Der Wille zum Ziehen an einem Strang innerhalb der SPD kommt allmählich wieder zum Vorschein. Der Sonderparteitag am vergangenen Sonntag in Berlin verlief geradezu harmonisch. Klar gibt es unterschiedliche Bewertung von Parteibeschlüssen. Aber Beschlüsse der Mehrheit sind mitzutragen, auch wenn sie der eigenen Meinung manchmal widersprechen. So funktioniert Demokratie, und ich halte mich daran. Den Beschlüssen zur Agenda 2010 habe ich auf dem SPD-Parteitag im Sommer vorigen Jahres nicht zugestimmt, gleichwohl trage ich sie im Bundestag mit. Es kommt darauf an, die Reform so zu gestalten, dass extreme Ungerechtigkeiten vermieden werden.


Wie regelt man das im Einzelnen?

Bei der Gesundheitsreform zum Beispiel sollen die Sozialhilfeträger Gelder vorschießen, um sozial Schwache nicht über Gebühr zu belasten.

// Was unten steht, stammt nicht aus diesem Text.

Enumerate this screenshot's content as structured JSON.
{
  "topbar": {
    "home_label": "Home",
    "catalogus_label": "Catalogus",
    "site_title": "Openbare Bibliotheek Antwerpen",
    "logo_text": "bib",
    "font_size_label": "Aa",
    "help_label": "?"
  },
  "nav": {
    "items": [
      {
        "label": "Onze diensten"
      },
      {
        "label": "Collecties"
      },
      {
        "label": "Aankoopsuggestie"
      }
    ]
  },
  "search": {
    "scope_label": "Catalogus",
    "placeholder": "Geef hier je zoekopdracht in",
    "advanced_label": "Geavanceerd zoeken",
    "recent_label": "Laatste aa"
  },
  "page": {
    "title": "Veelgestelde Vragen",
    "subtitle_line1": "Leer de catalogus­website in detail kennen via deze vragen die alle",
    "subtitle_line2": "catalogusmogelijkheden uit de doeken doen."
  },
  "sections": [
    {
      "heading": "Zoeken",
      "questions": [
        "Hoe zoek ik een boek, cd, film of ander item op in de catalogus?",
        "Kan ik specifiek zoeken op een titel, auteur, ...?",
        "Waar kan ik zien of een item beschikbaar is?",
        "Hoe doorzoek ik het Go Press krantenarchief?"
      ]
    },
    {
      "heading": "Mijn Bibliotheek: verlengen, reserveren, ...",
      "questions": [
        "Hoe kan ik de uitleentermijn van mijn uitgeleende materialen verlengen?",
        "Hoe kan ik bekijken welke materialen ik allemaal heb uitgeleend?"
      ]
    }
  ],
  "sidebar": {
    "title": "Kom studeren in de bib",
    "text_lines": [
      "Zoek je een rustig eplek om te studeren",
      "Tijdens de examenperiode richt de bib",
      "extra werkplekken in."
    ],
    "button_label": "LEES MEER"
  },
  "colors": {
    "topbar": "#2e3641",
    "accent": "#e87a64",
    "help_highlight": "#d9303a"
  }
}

Ist die SPD-Basis zu aufmüpfig?

Es ist gut und richtig, dass die SPD so schwierige Fragen wie die Agenda 2010 breit diskutiert. Ich weiß, dass wir den einfachen Leuten viel zumuten. Wichtig ist klarzumachen, warum wir das tun. Erklärt man Beschlüsse der Partei samt Hintergründen richtig, erntet man zumindest Akzeptanz. Auch für scheinbar unpopuläre Reformen wie die Agenda 2010. Für den Osten halte ich diese in Teilen jedoch noch immer für wenig geeignet. In den neuen Bundesländern stellt sich die gesellschaftliche Realität im Vergleich zum Westen unterschiedlich dar. Im Osten finden Arbeitslose nun mal schwerer einen Job bei aller Mühe. Dem hätte stärker Rechnung getragen werden müssen.


Wie soll der neue Generalsekretär Klaus-Uwe Benneter die Sozialdemokraten wieder zusammenführen?


Klaus-Uwe Benneter kann gut, zuhören und Probleme analysieren, wie ich bei der gemeinsamen Arbeit im Unterausschuss Europarecht im Bundestag erlebe. Wenn er in den Ortsvereinen mit den Leuten redet, kann er einen guten Beitrag leisten. Im Mai wird er auf meine Einladung Dresden besuchen. Der konkrete Termin steht aber noch nicht fest.


Bietet Benneter, der für seine Thesen zum staatsmonopolistischen Kapitalismus einst aus der SPD ausgeschlossen wurde, nicht das beste Beispiel für Widerstand in den eigenen Reihen?


Klaus-Uwe Benneter weiß aus eigener Erfahrung am besten, wie schwer es manchmal ist, mit Beschlüssen der Partei umzugehen. In Berlin appellierte er an alle, die in den vergangenen Jahren aus der SPD austraten, zurückzukehren und hier mit zu streiten. Wenn jeder geht, der eine von der Mehrheit abweichende Meinung hat, führt das zu einer stromlinienförmigen Partei. Das schadet der politisch notwendigen Auseinandersetzung.


Ist der Aufbau Ost noch Chefsache?


Er ist durch die riesigen außenpolitischen Aufgaben im vergangenen Jahr etwas in den Hintergrund getreten.


Wo hat der Einfluss des Kanzlers für den Osten vergangenes Jahr gegriffen?


Schwierig. Aber die Verkehrsprojekte werden trotz Ausfällen bei der Maut nicht gestrichen. Ohne die Bundesbürgschaft könnte das neu AMD-Werk in Sachsen nicht gebaut werden Die enorme Forschungsförderung für Projekte in Dresden habe ich bereits erwähnt.


Franz Müntefering soll als neuer Parteichef die Splittergruppen in der SPD wieder bündeln und Schröders Politik besser unter Parteimitgliedern und Wählern verkaufen. Welche Impulse könnten Sachsens Sozialdemokraten bekommen?


Franz Müntefering besitzt großen Rückhalt unter den Parteimitgliedern, wie das Wahlergebnis und der Parteitag zeigte. Läuft es in der Bundespolitik, strahlt so etwas immer positiv auf die Länder ab.